【ホームページ】共用VPSプランのお客様をすべてAmazon Web Servicesに移行しました。
最終更新日: 2017/07/23 9:10pm
こんにちは。経理の小高です。
ようやくこのアナウンスをすることができました。
わたしどもではこれまで、Amazon Web Services(AWS)でホームページを運用されるお客様向けには「専用サーバープラン(インスタンス占有プラン)」しかご用意しておりませんでした。
AWSと比較するとVPSの方が低価格ですので、コストを抑えたい、というお客様にはVPSの共用サーバープランをご用意し、それよりもコストを抑えたいというお客様にはレンタルサーバー(マルチテナント)プランをご用意してきました。ただし、レンタルサーバーの場合、データベースの速度が問題になるといけません。よくある例が、データベースサーバーが(不特定多数の)テナントで共有されている場合です。Wordpressを使う場合には「xxxxをホスト名としてください」というのがこれに当たります。この形態ですと、データベースを共有する「どこかのサイトのアクセス数があがる」と自分のサイトで「データベース接続ができません」という事象が発生します。これを踏まえて、Wordpressをご利用のお客様には基本的に共用VPSプランをご利用いただいてまいりました。
このたびこれを改め、共用VPSプランを排しまして、共用AWSへと移行させていただきました。当たり前ではありますが、これらの作業に関わる費用は保守料金の範疇とし、サーバー費用の増加に関しても料金の改定などいたしません。
移設したサイトは数十に上りましたが、これを行ったのは以下の理由によります。
- (ブログでもお伝えしている通り)世界各国からのホームページへの攻撃が増え続けている。(ブログ「ホームページを攻撃したアドレス(ブラックリスト)の状況について」を参照ください)
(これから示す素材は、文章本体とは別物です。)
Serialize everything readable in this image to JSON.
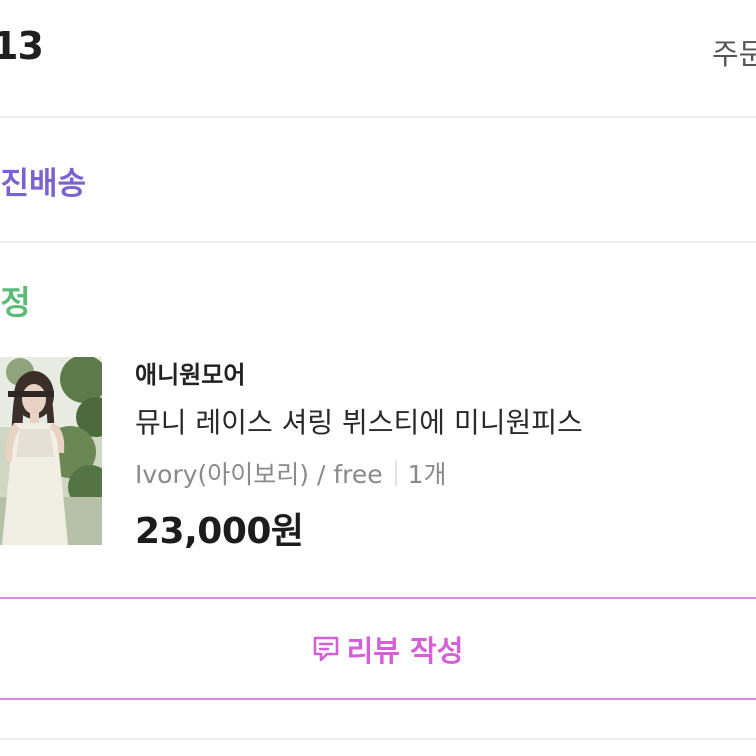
{
  "header": {
    "order_date_fragment": "13",
    "order_detail_link": "주문"
  },
  "delivery": {
    "type_label": "직진배송",
    "color": "#7b63cf"
  },
  "status": {
    "label": "확정",
    "color": "#5dbb78"
  },
  "product": {
    "brand": "애니원모어",
    "name": "뮤니 레이스 셔링 뷔스티에 미니원피스",
    "option": "Ivory(아이보리) / free",
    "quantity": "1개",
    "price": "23,000원"
  },
  "review_button": {
    "icon": "review-speech-bubble-icon",
    "label": "리뷰 작성",
    "color": "#d55fd6"
  }
}
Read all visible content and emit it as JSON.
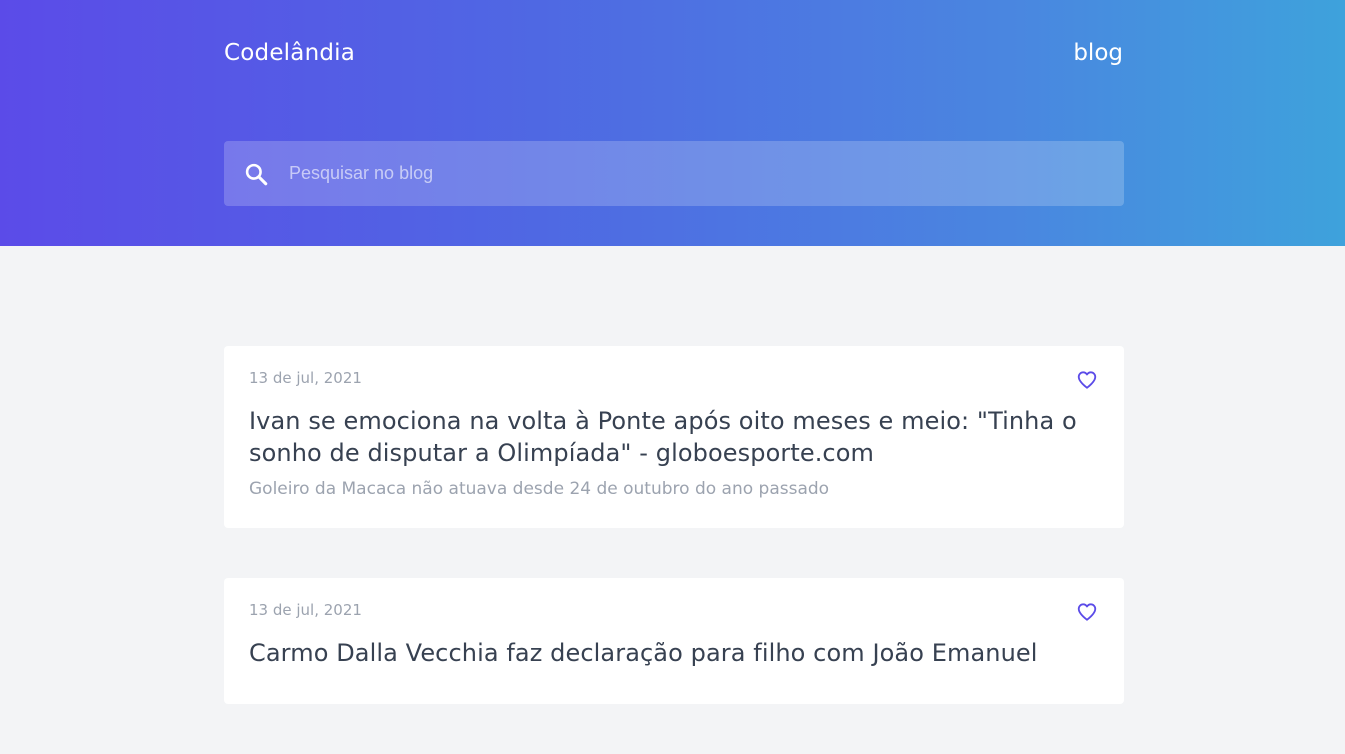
{
  "header": {
    "brand": "Codelândia",
    "nav_blog": "blog"
  },
  "search": {
    "placeholder": "Pesquisar no blog",
    "value": "",
    "icon": "search-icon"
  },
  "colors": {
    "gradient_start": "#5b4be8",
    "gradient_end": "#3ea2dc",
    "accent": "#5b4be8",
    "background": "#f3f4f6"
  },
  "posts": [
    {
      "date": "13 de jul, 2021",
      "title": "Ivan se emociona na volta à Ponte após oito meses e meio: \"Tinha o sonho de disputar a Olimpíada\" - globoesporte.com",
      "description": "Goleiro da Macaca não atuava desde 24 de outubro do ano passado",
      "icon": "heart-icon"
    },
    {
      "date": "13 de jul, 2021",
      "title": "Carmo Dalla Vecchia faz declaração para filho com João Emanuel",
      "description": "",
      "icon": "heart-icon"
    }
  ]
}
- ここ数年来、オープンソースソフトウェア(OSS)について深刻な脆弱性が報告されている。
- 脆弱性に対する対処(主としてパッチの適用)において、VPSはAWS(クラウド)よりリスクが高い。
最後の事項は分かりづらいかもしれませんので補足します。
AWSなどの「クラウド」と名のつくサーバーは「仮想サーバー」と呼ばれています。
仮想サーバーには、OSから上位のアプリケーション群が含まれています。仮想サーバーはハイパーバイザーという(ハードウェアとOSをつなぐ)ソフトウェア上で稼働することで、物理的な制約を受けることなく稼働することができます。このように「物理的な筐体(箱)から切り離されたサーバー」を「仮想」というわけです。たとえば、仮想サーバー(ソフトウェア)を停止することなく、筐体間を移動したりすることもできます。AWSでいう「インスタンス」とは仮想サーバーを指します。
これに対して、VPSはクラウドよりもハードウェアへの依存度合いが高いサーバーと言えます(VPSを実現する技術にはいく通りかの方法が考えられますが、各社が公開しておりません)。
さて話を戻します。
脆弱性への対応には(Windowsパソコンと同様に)パッチをあてるということが必要不可欠なのですが、上記の微妙な構造的な違いによって、VPSとAWS(クラウド)ではパッチの適方法や範囲を変えざるを得ない事情があります。具体的には
- VPSでは、脆弱性が発見されたソフトウェアや、脆弱性が多く発見されるソフトウェアに対して重点的にパッチをあてる。
- AWS(クラウド)では、仮想サーバー全体にパッチを適用し、システム全体を最新の状態に保つ。
という違いとなります。これは大きな違いですよね。最近では脆弱性が発見されてから攻撃を受けるまでの時間が短いです(ブログ「Struts2の脆弱性を狙った攻撃情報」を参照ください)ので、脆弱性に対しては予防を重要視すべきです。つまり、圧倒的にAWS(クラウド)の方がセキュアなサーバー運用をすることができます。
お客様のウェブサーバーをAWSで運用して5年ほど経験を積んで分かったのは以下のことです。
- AWSのインスタンスには攻撃パケットが少ない(ように感じる)
- Dos攻撃を受けた場合にはどんなサーバーでも死ぬしかありませんが、AWSで運用すればなんらか手をうつ余地がある。
- 突然爆発的にアクセスが増加したサイトに対処できる(川越という土地柄、テレビの影響を考慮しなくてはなりません)
- AWSのネットワークがとても速い(日本リージョンを利用)
VPSは「全ての面でクラウドに劣っているのか?」というと実はそうとも言えません。
たとえば「シリアル接続(コンソール)が容易されている」という点。攻撃を受けるとネットワークトラフィックが爆発してしまう(メモリーがリークしてしまう)ので、サーバーそのものに接続できなくなってしまいます。VPSにはこういった場合の接続手段が用意されています。
ですが、こういった部分を差し引いても、「AWSでしょ」となるわけです。
ごたごたな文章になってしまいましたが、AWSに移行完了できたのはめでたいことです。